Activity Number: 657
Type: Contributed
Date/Time: Thursday, August 2, 2012 : 10:30 AM to 12:20 PM
Sponsor: Biometrics Section
Abstract - #304765
Title: Bounds for the Causal Infectiousness Effect in Vaccine Trials
Author(s): Yasutaka Chiba*+
Companies:
Address: 377-2, Ohno-Higashi, Osaka 589-8511, , Japan
Keywords: Causal inference ; Partial interference ; Potential outcome ; Principal stratification
Abstract:

The vaccine status of one person may affect whether another person becomes infected. This phenomenon is sometimes referred to as interference, and it makes it difficult to estimate the causal effect of a vaccine on infection, i.e., the causal infectiousness effect (CIE).
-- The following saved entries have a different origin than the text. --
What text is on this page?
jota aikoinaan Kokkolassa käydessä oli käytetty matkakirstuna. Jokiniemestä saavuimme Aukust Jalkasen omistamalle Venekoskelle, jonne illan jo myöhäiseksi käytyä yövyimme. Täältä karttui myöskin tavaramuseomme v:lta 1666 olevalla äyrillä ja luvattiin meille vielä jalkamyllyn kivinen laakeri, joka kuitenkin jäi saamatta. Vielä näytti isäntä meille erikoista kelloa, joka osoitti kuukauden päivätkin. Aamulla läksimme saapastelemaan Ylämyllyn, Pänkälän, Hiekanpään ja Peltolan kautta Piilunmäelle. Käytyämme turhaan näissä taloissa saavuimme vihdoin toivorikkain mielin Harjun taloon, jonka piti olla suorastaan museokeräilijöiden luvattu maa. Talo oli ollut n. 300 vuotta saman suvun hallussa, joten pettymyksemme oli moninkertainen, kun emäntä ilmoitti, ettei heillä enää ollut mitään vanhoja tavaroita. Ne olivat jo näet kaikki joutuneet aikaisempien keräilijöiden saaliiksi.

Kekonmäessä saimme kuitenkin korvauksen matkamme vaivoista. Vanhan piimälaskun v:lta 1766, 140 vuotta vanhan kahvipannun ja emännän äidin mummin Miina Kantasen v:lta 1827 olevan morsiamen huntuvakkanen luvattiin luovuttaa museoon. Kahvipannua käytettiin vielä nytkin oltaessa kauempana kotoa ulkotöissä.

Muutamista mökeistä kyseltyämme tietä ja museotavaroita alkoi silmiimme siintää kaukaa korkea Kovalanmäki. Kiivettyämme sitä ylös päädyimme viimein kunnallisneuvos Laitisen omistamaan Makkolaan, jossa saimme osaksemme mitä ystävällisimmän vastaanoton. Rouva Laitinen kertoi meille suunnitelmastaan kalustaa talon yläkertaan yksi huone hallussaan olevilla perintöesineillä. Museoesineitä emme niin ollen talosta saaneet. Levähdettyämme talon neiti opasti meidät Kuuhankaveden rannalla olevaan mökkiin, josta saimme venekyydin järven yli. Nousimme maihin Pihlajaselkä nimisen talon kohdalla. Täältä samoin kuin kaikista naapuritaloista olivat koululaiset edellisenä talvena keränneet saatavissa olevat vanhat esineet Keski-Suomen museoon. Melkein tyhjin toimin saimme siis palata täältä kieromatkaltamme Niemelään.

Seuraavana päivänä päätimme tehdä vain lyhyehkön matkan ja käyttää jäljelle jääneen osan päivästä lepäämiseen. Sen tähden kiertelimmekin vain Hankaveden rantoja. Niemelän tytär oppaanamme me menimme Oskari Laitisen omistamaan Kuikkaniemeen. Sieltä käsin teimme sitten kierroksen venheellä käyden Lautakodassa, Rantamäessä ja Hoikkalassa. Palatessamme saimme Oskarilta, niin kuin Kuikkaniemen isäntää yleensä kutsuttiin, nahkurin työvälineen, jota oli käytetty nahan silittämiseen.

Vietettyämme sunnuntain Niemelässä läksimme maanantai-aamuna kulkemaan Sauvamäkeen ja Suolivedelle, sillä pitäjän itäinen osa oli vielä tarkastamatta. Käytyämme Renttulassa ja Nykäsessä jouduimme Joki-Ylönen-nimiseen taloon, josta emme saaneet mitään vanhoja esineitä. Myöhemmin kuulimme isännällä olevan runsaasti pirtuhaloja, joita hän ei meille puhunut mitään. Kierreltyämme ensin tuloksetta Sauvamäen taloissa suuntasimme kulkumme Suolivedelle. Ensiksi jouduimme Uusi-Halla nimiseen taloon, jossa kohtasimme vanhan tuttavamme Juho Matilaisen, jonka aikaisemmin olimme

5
We consider households of two individuals in which one of the two individuals (individual 1) is randomized to receive a vaccine or control, and the other (individual 2) receives nothing. In this setting, using the counterfactual notation and principal stratification framework, the CIE is defined as the causal effect for individual 2 in the principal stratum of households for whom individual 1 would have been infected irrespective of whether individual 1 was vaccinated. Here, we present the CIE bounds under an assumption of partial interference that the vaccine status of persons in one household in the study does not affect the outcomes of those in other study households. First, we present the large sample bounds with no assumption. Next, we improve the large sample bounds by strengthening one of two plausible assumptions given by VanderWeele and Tchetgen Tchetgen (Epidemiology 2011; 22: 686-693).